Ayssar : la recherche comme antidote à la routine

Ayssar Serhan, doctorant de dernière année encadré par Jean-Michel Fournier et Estelle lauga-Larroze du laboratoire IMEP-LAHC, a reçu le prix du meilleur papier étudiant, parmi 131 concurrents, lors de la 13ème conférence Newcas qui s’est tenue à Grenoble du 7 au 10 juin 2015. Cette conférence est un évènement de renommée internationale qui attire des chercheurs du monde entier en microélectronique et en systèmes de communications. Elle est organisée alternativement une année sur deux au Canada et en Europe. Cette année, elle s’est déroulée pour la première fois à Grenoble.
Ayssar travaille sur des applications destinées à la prochaine génération de télécommunications, la «5G », et à l’optimisation des performances dans ce domaine. L’article, qui peut potentiellement intéresser le grand public, explique comment l’on peut réduire la consommation de ces systèmes et donc augmenter l’autonomie en termes de téléphonie tout en conservant la même qualité de débit.

Peux-tu nous parler de ton parcours avant la thèse ?


"J’ai fait ma première année de master au Liban, mon pays natal. Ensuite j’ai obtenu une bourse de la Région Rhône-Alpes pour faire ma 2ème année en Master nanoélectronique et nanotechnologie (NENT), co-habilité par l’UJF et Grenoble INP. Etant très bien classé, j’ai décroché une bourse ministérielle. J’ai fait mon stage de Master Recherche au sein du laboratoire TIMA.

Au Liban nous faisons nos études en français et il existe une excellente relation avec les laboratoires grenoblois. Beaucoup de professeurs du labo vont donner des cours au Liban. Grâce à ces partenariats, des élèves comme moi arrivent à venir ici. Il est vrai que, là-bas, nous n’avons pas les mêmes ressources : nous ne pouvons pas aller si loin dans la recherche et l’expérimentation de théories."


As-tu toujours voulu faire une thèse ?

"Oui, je me suis toujours destiné à faire une thèse. J’avais plusieurs propositions de sujets et j’ai choisi de travailler sur la radiofréquence à l’IMEP-LAHC. C’était le chemin le plus sûr tant pour la bourse que pour le choix de sujet.

J’ai toujours voulu faire de la recherche pour ne pas tomber dans une routine. Quand tu es ingénieur dans une entreprise, la priorité c’est de produire, et lorsque l’on rentre dans un cycle de production ce n’est pas facile d’apprendre des choses nouvelles. En doctorat, tu as la chance de faire ce dont tu as envie, dans un contexte bien défini, où tu acquiers des compétences et fais évoluer les autres."

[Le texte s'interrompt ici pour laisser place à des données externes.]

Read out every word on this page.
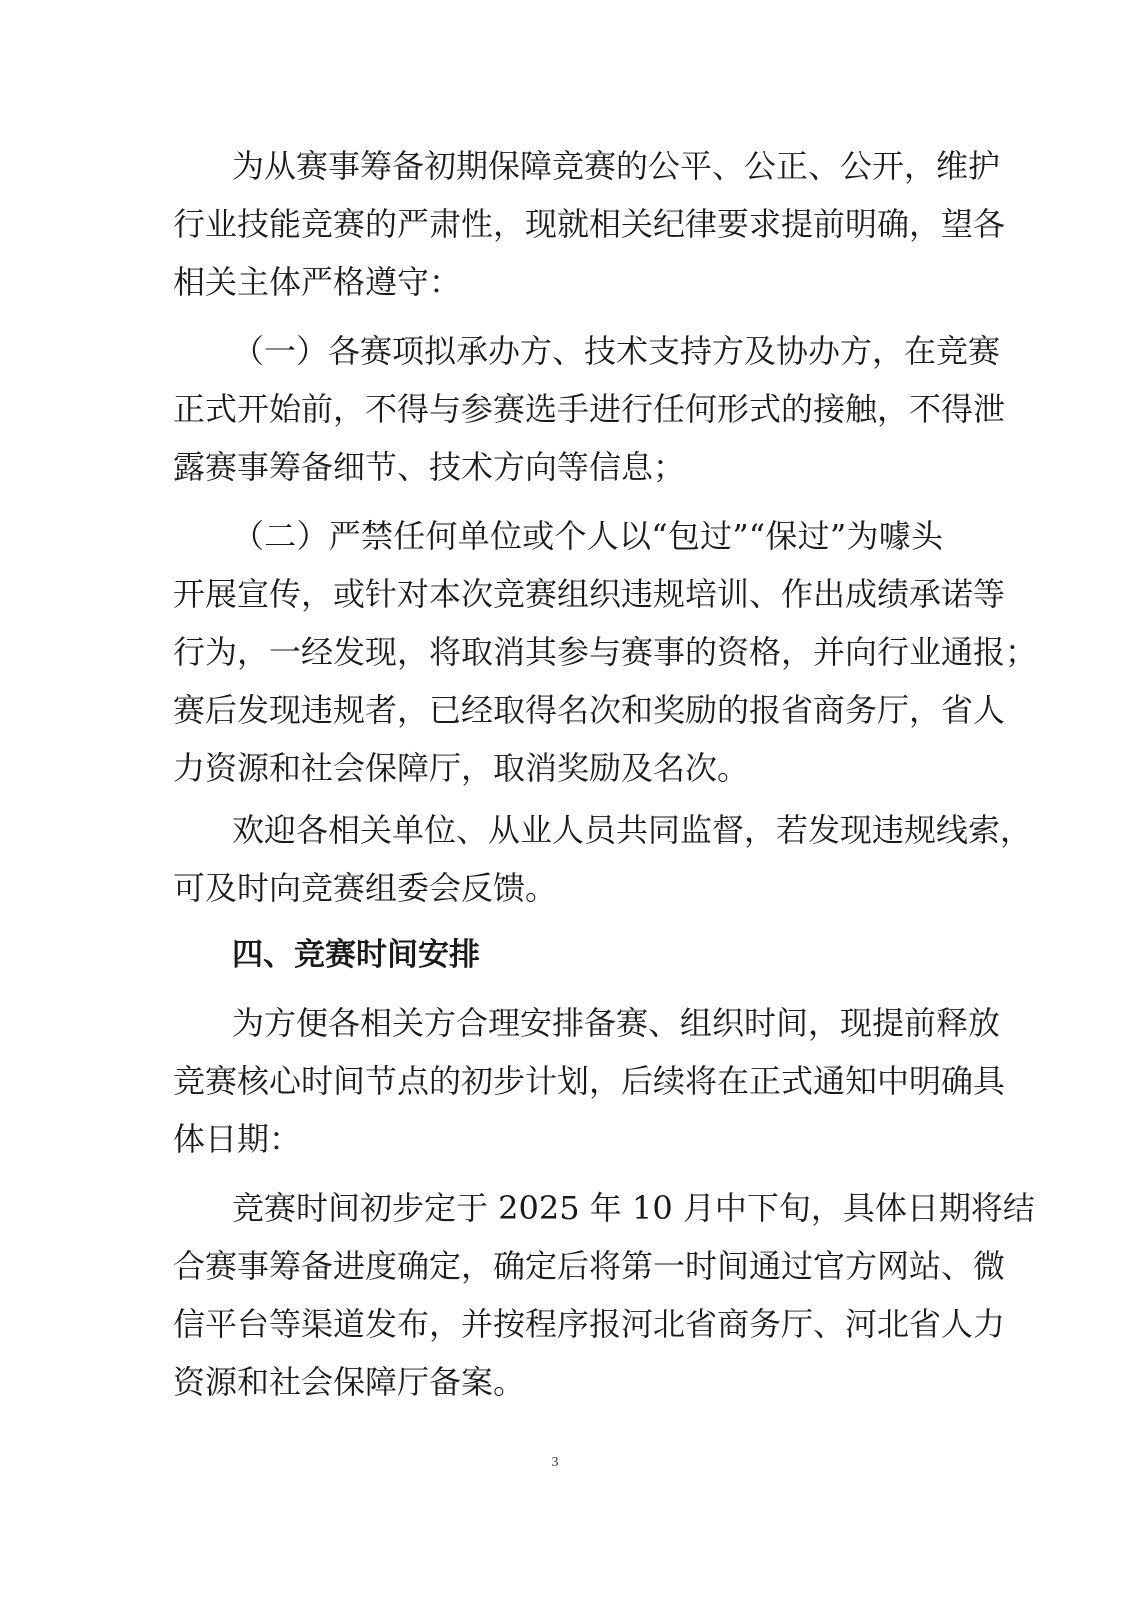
为从赛事筹备初期保障竞赛的公平、公正、公开，维护
行业技能竞赛的严肃性，现就相关纪律要求提前明确，望各
相关主体严格遵守：
（一）各赛项拟承办方、技术支持方及协办方，在竞赛
正式开始前，不得与参赛选手进行任何形式的接触，不得泄
露赛事筹备细节、技术方向等信息；
（二）严禁任何单位或个人以“包过”“保过”为噱头
开展宣传，或针对本次竞赛组织违规培训、作出成绩承诺等
行为，一经发现，将取消其参与赛事的资格，并向行业通报；
赛后发现违规者，已经取得名次和奖励的报省商务厅，省人
力资源和社会保障厅，取消奖励及名次。
欢迎各相关单位、从业人员共同监督，若发现违规线索，
可及时向竞赛组委会反馈。
四、竞赛时间安排
为方便各相关方合理安排备赛、组织时间，现提前释放
竞赛核心时间节点的初步计划，后续将在正式通知中明确具
体日期：
竞赛时间初步定于 2025 年 10 月中下旬，具体日期将结
合赛事筹备进度确定，确定后将第一时间通过官方网站、微
信平台等渠道发布，并按程序报河北省商务厅、河北省人力
资源和社会保障厅备案。
3
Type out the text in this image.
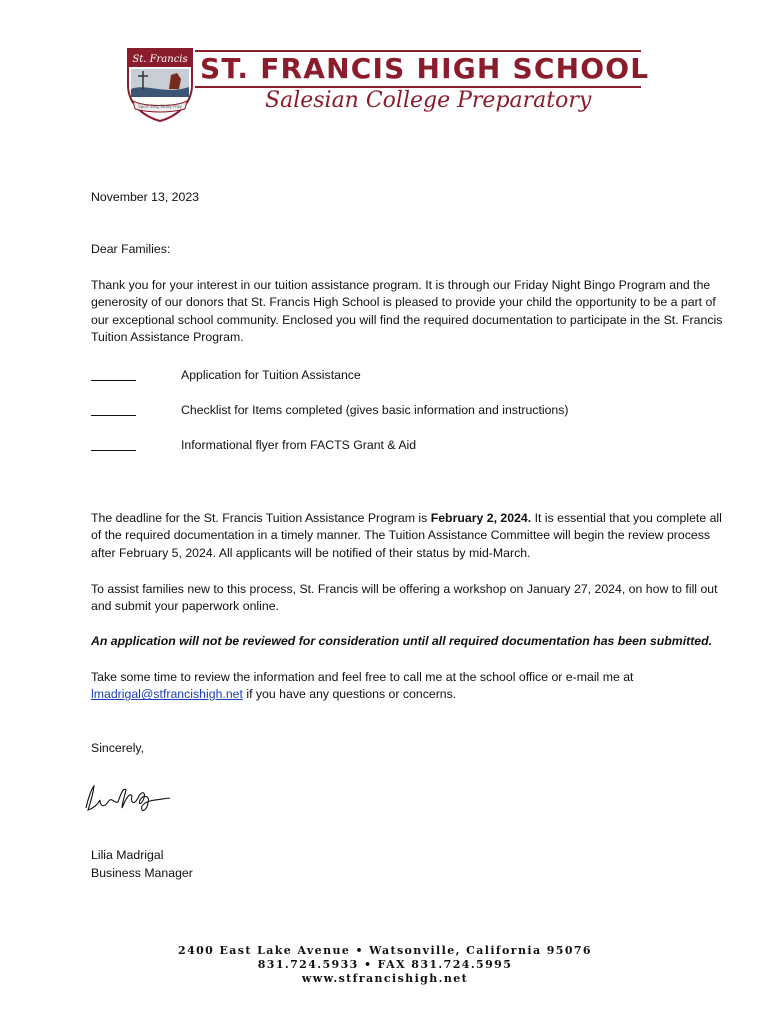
St. Francis
Sport Sing Study Pray
ST. FRANCIS HIGH SCHOOL
Salesian College Preparatory
November 13, 2023
Dear Families:
Thank you for your interest in our tuition assistance program. It is through our Friday Night Bingo Program and the generosity of our donors that St. Francis High School is pleased to provide your child the opportunity to be a part of our exceptional school community. Enclosed you will find the required documentation to participate in the St. Francis Tuition Assistance Program.
Application for Tuition Assistance
Checklist for Items completed (gives basic information and instructions)
Informational flyer from FACTS Grant & Aid
The deadline for the St. Francis Tuition Assistance Program is February 2, 2024. It is essential that you complete all of the required documentation in a timely manner. The Tuition Assistance Committee will begin the review process after February 5, 2024. All applicants will be notified of their status by mid-March.
To assist families new to this process, St. Francis will be offering a workshop on January 27, 2024, on how to fill out and submit your paperwork online.
An application will not be reviewed for consideration until all required documentation has been submitted.
Take some time to review the information and feel free to call me at the school office or e-mail me at lmadrigal@stfrancishigh.net if you have any questions or concerns.
Sincerely,
Lilia Madrigal
Business Manager
2400 East Lake Avenue • Watsonville, California 95076
831.724.5933 • FAX 831.724.5995
www.stfrancishigh.net
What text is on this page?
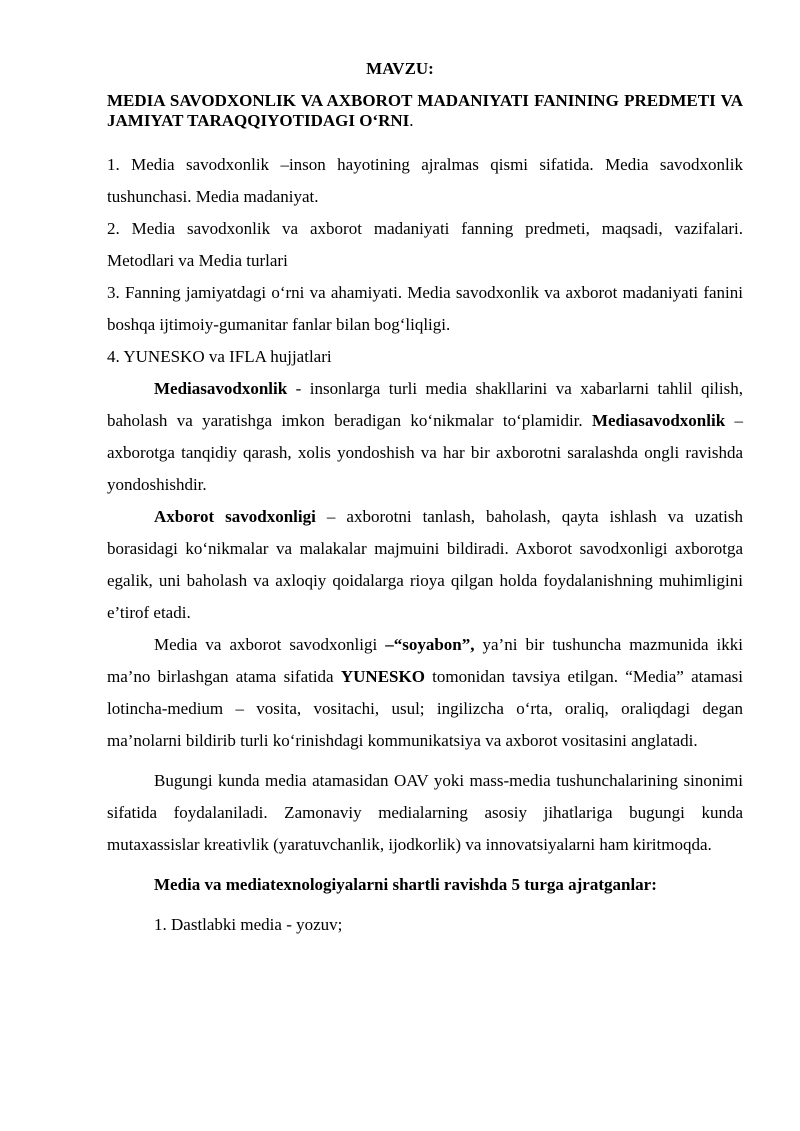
MAVZU:
MEDIA SAVODXONLIK VA AXBOROT MADANIYATI FANINING PREDMETI VA JAMIYAT TARAQQIYOTIDAGI O‘RNI.

1. Media savodxonlik –inson hayotining ajralmas qismi sifatida. Media savodxonlik tushunchasi. Media madaniyat.

2. Media savodxonlik va axborot madaniyati fanning predmeti, maqsadi, vazifalari. Metodlari va Media turlari

3. Fanning jamiyatdagi o‘rni va ahamiyati. Media savodxonlik va axborot madaniyati fanini boshqa ijtimoiy-gumanitar fanlar bilan bog‘liqligi.

4. YUNESKO va IFLA hujjatlari

Mediasavodxonlik - insonlarga turli media shakllarini va xabarlarni tahlil qilish, baholash va yaratishga imkon beradigan ko‘nikmalar to‘plamidir. Mediasavodxonlik – axborotga tanqidiy qarash, xolis yondoshish va har bir axborotni saralashda ongli ravishda yondoshishdir.

Axborot savodxonligi – axborotni tanlash, baholash, qayta ishlash va uzatish borasidagi ko‘nikmalar va malakalar majmuini bildiradi. Axborot savodxonligi axborotga egalik, uni baholash va axloqiy qoidalarga rioya qilgan holda foydalanishning muhimligini e’tirof etadi.

Media va axborot savodxonligi –“soyabon”, ya’ni bir tushuncha mazmunida ikki ma’no birlashgan atama sifatida YUNESKO tomonidan tavsiya etilgan. “Media” atamasi lotincha-medium – vosita, vositachi, usul; ingilizcha o‘rta, oraliq, oraliqdagi degan ma’nolarni bildirib turli ko‘rinishdagi kommunikatsiya va axborot vositasini anglatadi.

Bugungi kunda media atamasidan OAV yoki mass-media tushunchalarining sinonimi sifatida foydalaniladi. Zamonaviy medialarning asosiy jihatlariga bugungi kunda mutaxassislar kreativlik (yaratuvchanlik, ijodkorlik) va innovatsiyalarni ham kiritmoqda.

Media va mediatexnologiyalarni shartli ravishda 5 turga ajratganlar:

1. Dastlabki media - yozuv;
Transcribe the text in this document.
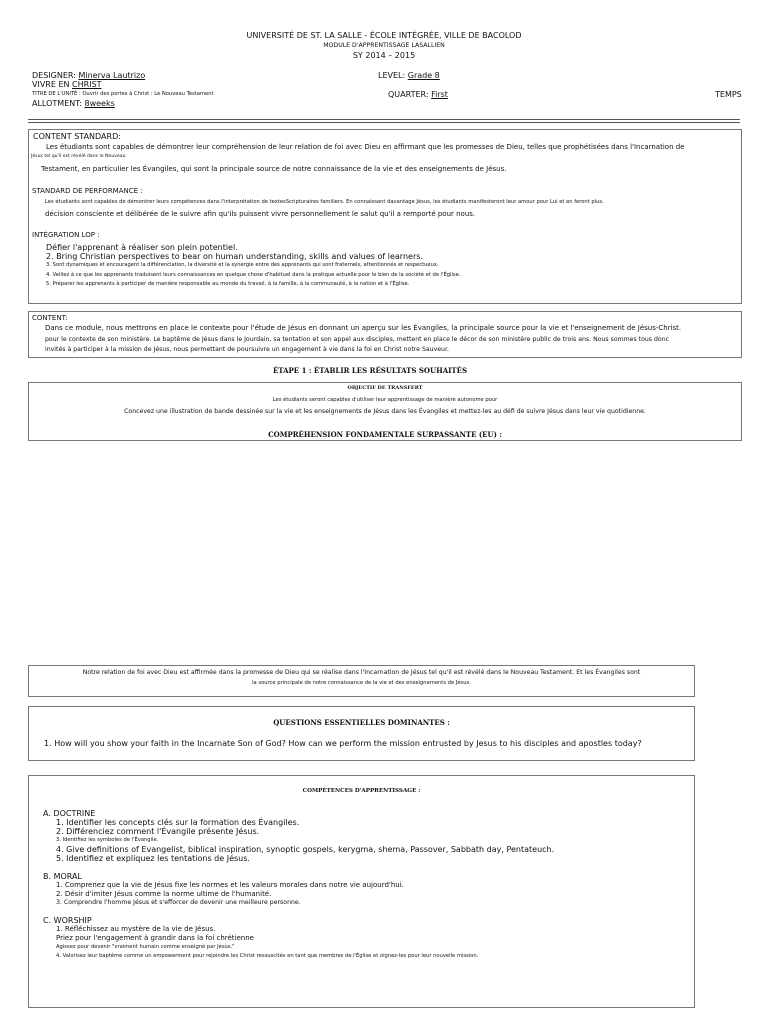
UNIVERSITÉ DE ST. LA SALLE - ÉCOLE INTÉGRÉE, VILLE DE BACOLOD
MODULE D'APPRENTISSAGE LASALLIEN
SY 2014 – 2015
DESIGNER: Minerva Lautrizo
VIVRE EN CHRIST
TITRE DE L'UNITÉ : Ouvrir des portes à Christ : Le Nouveau Testament
ALLOTMENT: 8weeks
LEVEL: Grade 8
QUARTER: First	TEMPS
CONTENT STANDARD:
Les étudiants sont capables de démontrer leur compréhension de leur relation de foi avec Dieu en affirmant que les promesses de Dieu, telles que prophétisées dans l'Incarnation de
Jésus tel qu'il est révélé dans le Nouveau
Testament, en particulier les Évangiles, qui sont la principale source de notre connaissance de la vie et des enseignements de Jésus.
STANDARD DE PERFORMANCE :
Les étudiants sont capables de démontrer leurs compétences dans l'interprétation de textesScripturaires familiers. En connaissant davantage Jésus, les étudiants manifesteront leur amour pour Lui et en feront plus.
décision consciente et délibérée de le suivre afin qu'ils puissent vivre personnellement le salut qu'il a remporté pour nous.
INTÉGRATION LOP :
Défier l'apprenant à réaliser son plein potentiel.
2. Bring Christian perspectives to bear on human understanding, skills and values of learners.
3. Sont dynamiques et encouragent la différenciation, la diversité et la synergie entre des apprenants qui sont fraternels, attentionnés et respectueux.
4. Veillez à ce que les apprenants traduisent leurs connaissances en quelque chose d'habituel dans la pratique actuelle pour le bien de la société et de l'Église.
5. Préparer les apprenants à participer de manière responsable au monde du travail, à la famille, à la communauté, à la nation et à l'Église.
CONTENT:
Dans ce module, nous mettrons en place le contexte pour l'étude de Jésus en donnant un aperçu sur les Évangiles, la principale source pour la vie et l'enseignement de Jésus-Christ.
pour le contexte de son ministère. Le baptême de Jésus dans le Jourdain, sa tentation et son appel aux disciples, mettent en place le décor de son ministère public de trois ans. Nous sommes tous donc
invités à participer à la mission de Jésus, nous permettant de poursuivre un engagement à vie dans la foi en Christ notre Sauveur.
ÉTAPE 1 : ÉTABLIR LES RÉSULTATS SOUHAITÉS
OBJECTIF DE TRANSFERT
Les étudiants seront capables d'utiliser leur apprentissage de manière autonome pour
Concevez une illustration de bande dessinée sur la vie et les enseignements de Jésus dans les Évangiles et mettez-les au défi de suivre Jésus dans leur vie quotidienne.
COMPRÉHENSION FONDAMENTALE SURPASSANTE (EU) :
Notre relation de foi avec Dieu est affirmée dans la promesse de Dieu qui se réalise dans l'Incarnation de Jésus tel qu'il est révélé dans le Nouveau Testament. Et les Évangiles sont
la source principale de notre connaissance de la vie et des enseignements de Jésus.
QUESTIONS ESSENTIELLES DOMINANTES :
1. How will you show your faith in the Incarnate Son of God? How can we perform the mission entrusted by Jesus to his disciples and apostles today?
COMPÉTENCES D'APPRENTISSAGE :
A. DOCTRINE
1. Identifier les concepts clés sur la formation des Évangiles.
2. Différenciez comment l'Évangile présente Jésus.
3. Identifiez les symboles de l'Évangile.
4. Give definitions of Evangelist, biblical inspiration, synoptic gospels, kerygma, shema, Passover, Sabbath day, Pentateuch.
5. Identifiez et expliquez les tentations de Jésus.
B. MORAL
1. Comprenez que la vie de Jésus fixe les normes et les valeurs morales dans notre vie aujourd'hui.
2. Désir d'imiter Jésus comme la norme ultime de l'humanité.
3. Comprendre l'homme Jésus et s'efforcer de devenir une meilleure personne.
C. WORSHIP
1. Réfléchissez au mystère de la vie de Jésus.
Priez pour l'engagement à grandir dans la foi chrétienne
Agissez pour devenir "vraiment humain comme enseigné par Jésus."
4. Valorisez leur baptême comme un empowerment pour rejoindre les Christ ressuscités en tant que membres de l'Église et oignez-les pour leur nouvelle mission.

Et qu’est-ce qui te plait dans le doctorat ?

"Aujourd’hui, je suis en 3ème année de thèse, j’ai pu participer à de nombreuses conférences aux Etats-Unis, à Grenoble et même au Liban. Je trouve que c’est l’un des avantages de la thèse : grâce à ces conférences et colloques, nous avons l’occasion de valoriser notre travail et de rencontrer nos homologues. Si j’étais salarié d’une entreprise, je ne pense pas que j’aurai le temps de faire des conférences : c’est le privilège de vivre une expérience de recherche. J’ai pu faire beaucoup de choses que je n’aurais pas pu découvrir si je n’avais pas fait de thèse, notamment les voyages et la découverte d’autres cultures lorsque l’on se rend à des conférences.

En doctorat nous « gagnons » l’esprit du chercheur, on apprend une méthodologie : savoir où il faut chercher, quelles sont les sources « de confiance », trouver quel est le chemin le plus court pour résoudre un problème. La thèse requiert pas mal de compétences en gestion de projet également.

En parallèle, j’enseigne à Grenoble INP – Phelma depuis 3 ans. C’est un plaisir de former des gens. Je trouve que dans cet exercice nous mettons en œuvre nos compétences : la communication, gérer les conflits, identifier les élèves qui ont des soucis ou des points faibles. Je pense que le contact des doctorants est également intéressant pour les élèves : nous n’avons pas tant de différence d’âge et cela les motive, leur montre que c’est possible.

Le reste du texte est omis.